Nifty around 25,000: Are earnings strong enough to justify valuations?

India's Nifty 50 index approaches 25,000 once again, driven by strong liquidity and policy optimism. Despite a 5% rise in 2025, concerns about earnings growth persist. Macroeconomic factors support confidence, but stretched valuations and potential risks may temper the rally's sustainability.

Pranati Deva
Published17 Jun 2025, 11:25 AM IST
Nifty around 25,000: Are earnings strong enough to justify valuations?
Nifty around 25,000: Are earnings strong enough to justify valuations?

India’s benchmark Nifty 50 index is inching closer to reclaiming the psychologically important 25,000 mark, buoyed by strong domestic liquidity, policy optimism, and improving macro indicators. After rising nearly 5 per cent in 2025 so far, the index continues to attract investor attention even amid global uncertainties. However, the question remains: Is this optimism supported by underlying earnings growth?

Macroeconomic Optimism Boosts Market Confidence

In a recent report, brokerage house InCred Equities pointed out that while high-frequency macro data shows a mixed picture for both domestic and export-oriented sectors, recent government policies have rekindled optimism for a broader economic revival. 

Factors like a stronger-than-expected monsoon, easing fuel prices, and a higher repo rate cut by the Reserve Bank of India have begun to lift consumer sentiment. The brokerage highlighted that rural demand, in particular, is likely to benefit from favourable weather and price stability, while urban consumption should see relief from easing inflation.

Earnings Momentum Slows, Valuations Stretch

According to InCred, Nifty-50 companies reported a modest 5 per cent year-on-year growth in profit after tax (PAT) for the March 2025 quarter, which fell short of the Bloomberg consensus by about 1 per cent.
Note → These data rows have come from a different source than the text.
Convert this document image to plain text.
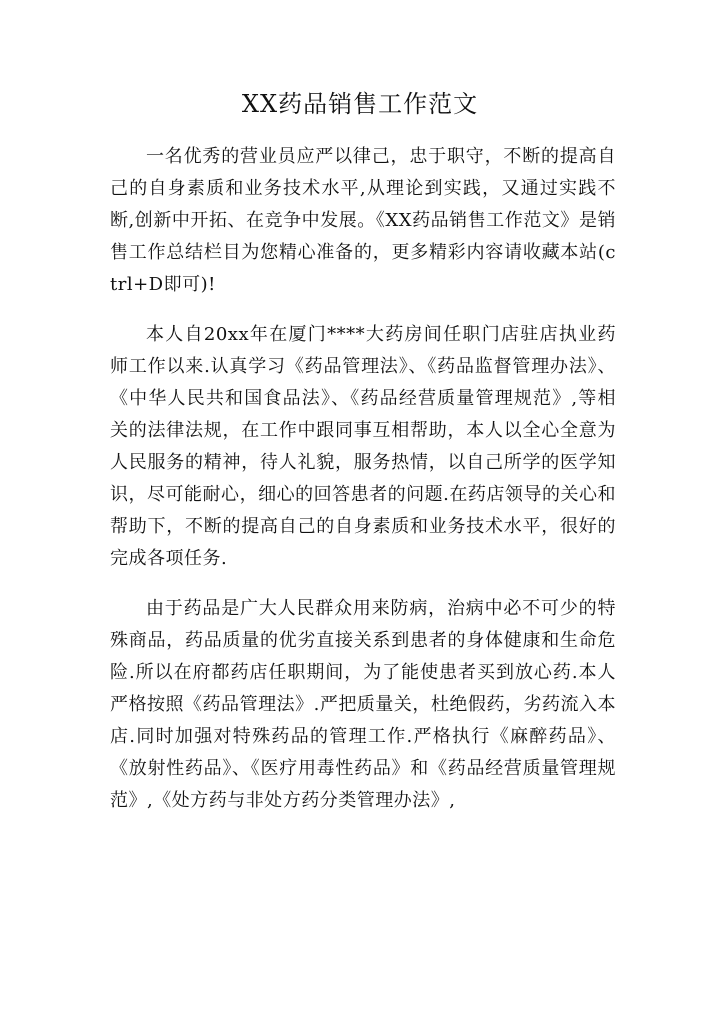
XX药品销售工作范文

一名优秀的营业员应严以律己，忠于职守，不断的提高自己的自身素质和业务技术水平,从理论到实践，又通过实践不断,创新中开拓、在竞争中发展。《XX药品销售工作范文》是销售工作总结栏目为您精心准备的，更多精彩内容请收藏本站(ctrl+D即可)!

本人自20xx年在厦门****大药房间任职门店驻店执业药师工作以来.认真学习《药品管理法》、《药品监督管理办法》、《中华人民共和国食品法》、《药品经营质量管理规范》,等相关的法律法规，在工作中跟同事互相帮助，本人以全心全意为人民服务的精神，待人礼貌，服务热情，以自己所学的医学知识，尽可能耐心，细心的回答患者的问题.在药店领导的关心和帮助下，不断的提高自己的自身素质和业务技术水平，很好的完成各项任务.

由于药品是广大人民群众用来防病，治病中必不可少的特殊商品，药品质量的优劣直接关系到患者的身体健康和生命危险.所以在府都药店任职期间，为了能使患者买到放心药.本人严格按照《药品管理法》.严把质量关，杜绝假药，劣药流入本店.同时加强对特殊药品的管理工作.严格执行《麻醉药品》、《放射性药品》、《医疗用毒性药品》和《药品经营质量管理规范》,《处方药与非处方药分类管理办法》,
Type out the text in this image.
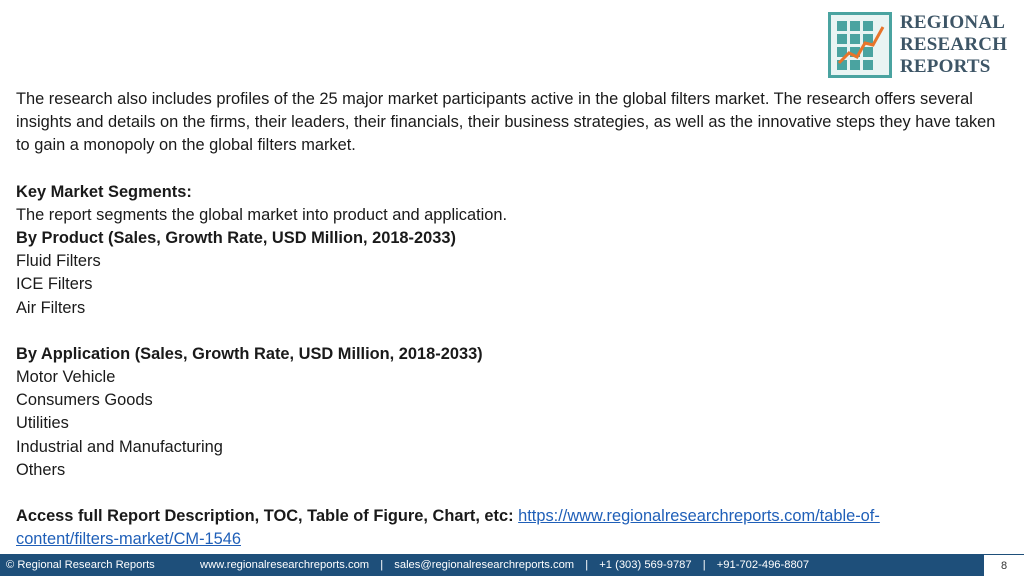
REGIONAL
RESEARCH
REPORTS

The research also includes profiles of the 25 major market participants active in the global filters market. The research offers several insights and details on the firms, their leaders, their financials, their business strategies, as well as the innovative steps they have taken to gain a monopoly on the global filters market.

Key Market Segments:

The report segments the global market into product and application.

By Product (Sales, Growth Rate, USD Million, 2018-2033)

Fluid Filters

ICE Filters

Air Filters

By Application (Sales, Growth Rate, USD Million, 2018-2033)

Motor Vehicle

Consumers Goods

Utilities

Industrial and Manufacturing

Others

Access full Report Description, TOC, Table of Figure, Chart, etc: https://www.regionalresearchreports.com/table-of-
content/filters-market/CM-1546

© Regional Research Reports	www.regionalresearchreports.com | sales@regionalresearchreports.com | +1 (303) 569-9787 | +91-702-496-8807	8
This lag comes in stark contrast to developed markets like the US, which saw strong earnings beats. It noted that EBITDA growth excluding BFSI stood at a healthy 20 per cent, driven largely by retail, telecom, and capital goods sectors. However, sectors like cement continued to struggle. The FY26 earnings per share (EPS) forecast for the Nifty-50 has been revised down by 2 per cent, with IT, consumer discretionary, industrials, and BFSI leading the downgrades.

Citing improving macro fundamentals—such as the potential for an above-normal monsoon and declining crude oil prices—InCred raised its bull-case probability from 25 per cent to 35 per cent. As a result, it revised its blended Nifty-50 target marginally higher to 25,142 (from 24,280 earlier) by March 2026, indicating a limited 1 per cent upside from current levels. However, the brokerage cautioned that while valuations have reverted to their 10-year average, short-term earnings downgrades and cautious management commentary remain key concerns.

It further added that with the recent rally lifting the Indian stock market's valuation, especially in the small- and mid-cap space, investors need to become more selective. The Nifty Smallcap-100 index now trades at a premium to the broader Nifty-50, raising caution over stretched valuations. 

InCred has added Camline Fine Sciences to its high-conviction list, booked profits in Adani Ports and Cipla, and initiated coverage on mid-sized banks with an Overweight rating, given their improving liquidity and cost advantage.

External Support and Risks on the Horizon

Meanwhile, brokerages such as Goldman Sachs and Jefferies have also raised their Nifty targets to the 25,000–25,500 range, citing India’s stable macro environment, manageable inflation, and growing global fund flows. Domestic investors, too, continue to support the rally with SIP inflows hitting a record 21,000 crore in May 2025. However, InCred warned that multiple risks remain. The upcoming US Federal Reserve policy decision on June 18 could sway global sentiment, while escalating geopolitical tensions and slow rural demand recovery could act as spoilers. Rising input costs may also hurt corporate margins, leading to possible valuation corrections if FY26 earnings disappoint.

Overall, the Nifty’s approach toward the 25,000 level appears to be driven more by optimism and liquidity than robust earnings expansion. InCred believes that while the broader macro environment provides some tailwinds, stretched valuations, muted earnings upgrades, and global headwinds temper the rally’s sustainability. For investors, the focus must now shift to bottom-up stock picking with an emphasis on quality, earnings visibility, and valuation comfort, as the market enters a more mature phase of its bull run.

Disclaimer: The views and recommendations made above are those of individual analysts or broking companies, and not of Mint. We advise investors to check with certified experts before making any investment decisions.